Her iki yaklaşımın doğru olduğu kabulunden gitsek bile sonuçta koltuğa oturan kişinin verdiği güçle işlerin şekillendiği gerçeğine geliyoruz.
ROL MODEL OLMAK
Kendi deneyimlerimizden olduğu kadar, esinlendiğimiz insanlar sayesinde bildiğimizi, bilmediklerimize katarak, kendi özgün tavrımızı yaratıyoruz yaşamda.
Yaşam yolculuğumuzdaki kriterlerimiz, değerlerimiz oluşurken, önce aile, derken okul, iş, eş dost sevgili, ne çok insanın duygu ve düşüncelerinden etkileniyoruz bir düşünsenize!
Bazılarından etkilenmenin ötesine geçip, kendi içimizde önünde şapka çıkaracaklarımıza denk geliyorsak rol model alıyoruz hayatta.
İş yaşamı özelinde belkide daha çok ihtiyaç duyuyoruz başarmış bir profesyoneli rol model almayı. Hayatımızın rol model kişisi genellikle yerinde olmayı hayal ettiğimiz kişileri kariyerine saygı duyduğumuz insanların arasından seçiyoruz da diyebiliriz.

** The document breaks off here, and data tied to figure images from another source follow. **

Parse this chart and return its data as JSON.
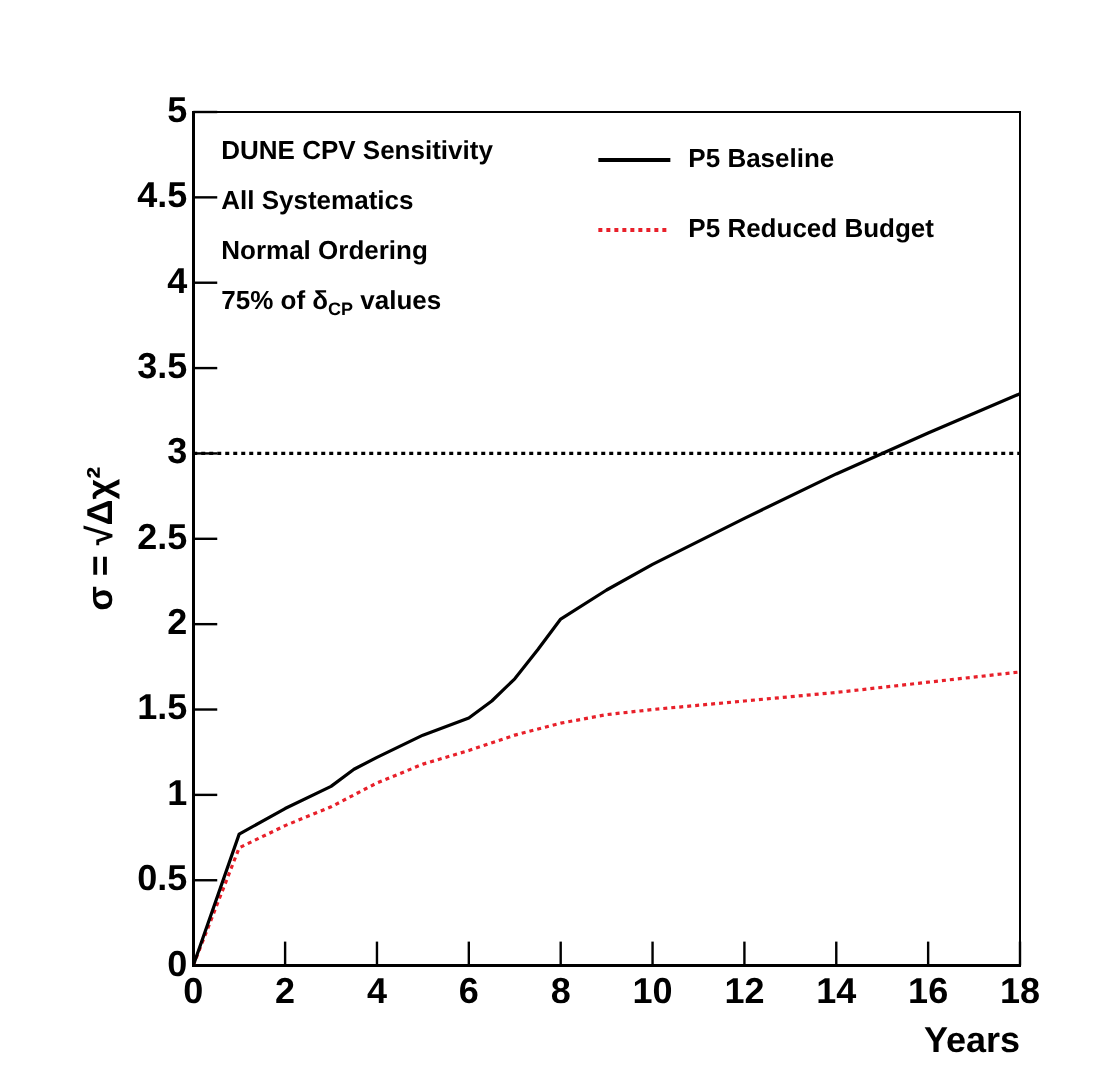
{
  "chart_data": {
    "type": "line",
    "xlabel": "Years",
    "ylabel": "σ = √Δχ²",
    "annotations": [
      "DUNE CPV Sensitivity",
      "All Systematics",
      "Normal Ordering",
      "75% of δ$_{CP}$ values"
    ],
    "series": [
      {
        "name": "P5 Baseline",
        "color": "#000000",
        "line_style": "solid",
        "x": [
          0,
          1,
          2,
          3,
          3.5,
          4,
          5,
          6,
          6.5,
          7,
          7.5,
          8,
          9,
          10,
          12,
          14,
          15,
          16,
          18
        ],
        "values": [
          0,
          0.77,
          0.92,
          1.05,
          1.15,
          1.22,
          1.35,
          1.45,
          1.55,
          1.68,
          1.85,
          2.03,
          2.2,
          2.35,
          2.62,
          2.88,
          3.0,
          3.12,
          3.35
        ]
      },
      {
        "name": "P5 Reduced Budget",
        "color": "#e8202a",
        "line_style": "dotted",
        "x": [
          0,
          1,
          2,
          3,
          4,
          5,
          6,
          7,
          8,
          9,
          10,
          12,
          14,
          16,
          18
        ],
        "values": [
          0,
          0.69,
          0.82,
          0.93,
          1.07,
          1.18,
          1.26,
          1.35,
          1.42,
          1.47,
          1.5,
          1.55,
          1.6,
          1.66,
          1.72
        ]
      }
    ],
    "xlim": [
      0,
      18
    ],
    "xticks": [
      0,
      2,
      4,
      6,
      8,
      10,
      12,
      14,
      16,
      18
    ],
    "ylim": [
      0,
      5
    ],
    "yticks": [
      0,
      0.5,
      1,
      1.5,
      2,
      2.5,
      3,
      3.5,
      4,
      4.5,
      5
    ],
    "ref_lines": [
      {
        "axis": "y",
        "value": 3,
        "color": "#000000",
        "line_style": "dotted"
      }
    ],
    "grid": false,
    "legend": "top right",
    "marker": "none"
  }
}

Bazen ilk kariyerimize deneyimleriyle yön veren bir yönetici, bazen de vizyonuyla bizi etkilyen bir girişimci CEO olur rol modelimiz. Taşıdığı güç ve ünvan birlikte anılır olur o insanlarda bizim için. O hanım veya O bey’dir pozisyonun tarifi adeta.
Özeldirler ve hakettikleri koltuklarda oturduklarını düşündürtürler. Biz kendi deneyimlerimizden başkasına yön vermeye başladığımızda da, aradan ne kadar zaman geçerse geçsin hikayelerimizin baş kahramanları olarak kalırlar kişisel tarihimizin örneklerinde.

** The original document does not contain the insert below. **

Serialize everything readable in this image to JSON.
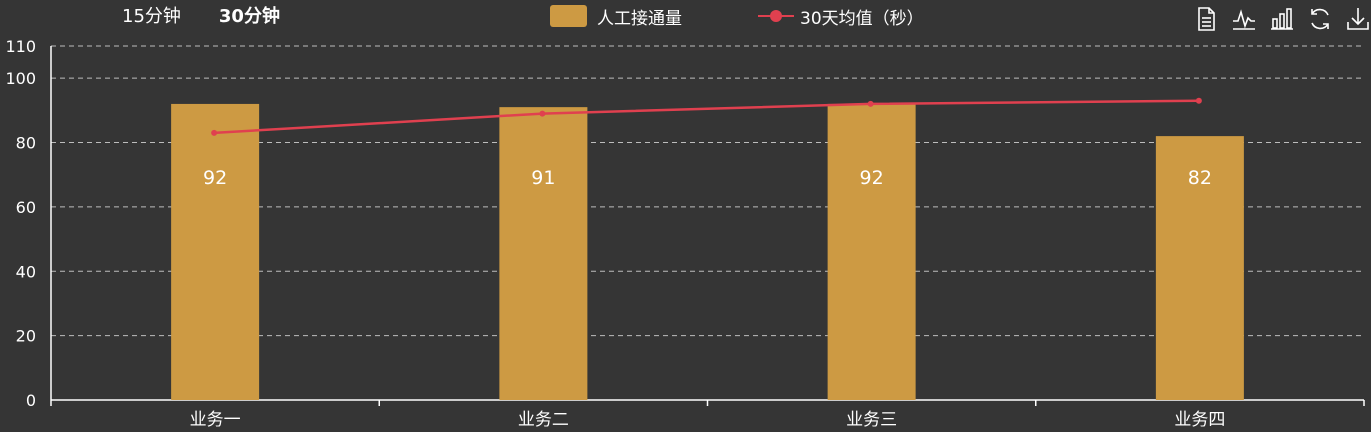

Onlar o isimler olduğu için mi o pozisyon o kadar değerli hale gelmiştir ve herkesi etkileyen farklar yaratılmıştır, yoksa pozisyonun verdiği gücü kullandığı için mi tufanları aşabilmiştir düşünmeyiz bile.
Kişisel kariyerimiz şekillenmeye başladıkça biriktirdiğimiz gözlemler ve analizler de artar. Öyle bir dönem gelir ki en çok ne yapılmaz ise daha iyi olurun uzmanı oluruz adeta. Çözüm odaklı bir profesyonel olarak yola devam edebilmek için, kıyasladığımız bu durumlardan dersler çıkararak ‘nasıl olur’la ilgili yöntemler üretmeye başladığımızda biz de bir başkası için rol model olmanın kapısını aralarız.
GÜCÜNÜ KOLTUKTAN ALANLARIN ÖMRÜ KOLTUĞUN ÖMRÜ KADARDIR
Koltuğun verdiği görevi, ona yetmeye çalışarak yerine getirmeye çalışanlar somut hedeflerini yerine getirseler de tarifi olmayan bir benzerlik taşırlar diğerleriyle.
Hiyerarşik olarak gelen görevin sağladığı kartvizit, yapılacak işi tarif etmeye yetiyor ancak.
Pozisyonların sağladığı güç dışında bireysel çabanızdan, farklılıklarınızdan gelen sonuçlar ortaya çıkmadığında yeri kolay doldurabilen olmaktan öteye gidilemiyor.
BİREYSEL FARKINI YARATANLAR
Üretme kapasitesinin derinliği şaşmayan bir matematik hesabı gibidir. Çözüm odaklı, araştıran geliştiren, analiz eden ve daha iyisini uygulama konusunda kararlar alıp adım atabilen kişi, kendisinden beklenenin ‘üstünde/dışında’ davrandığı ölçüde işe içerikte olduğu kadar dışarıdan bakışta da değer katar.
Aynı hedefleri gerçekleştiren bir başkasından farklı bir yeri vardır tüm organizasyonun içinde. Somut hedefleri elde ederken, verilen koltuğa gücünü katmış olmanın hayatımıza kattığı değerler ve yenilikler bireysel ve kurumsal hafızamızda iz bırakırlar.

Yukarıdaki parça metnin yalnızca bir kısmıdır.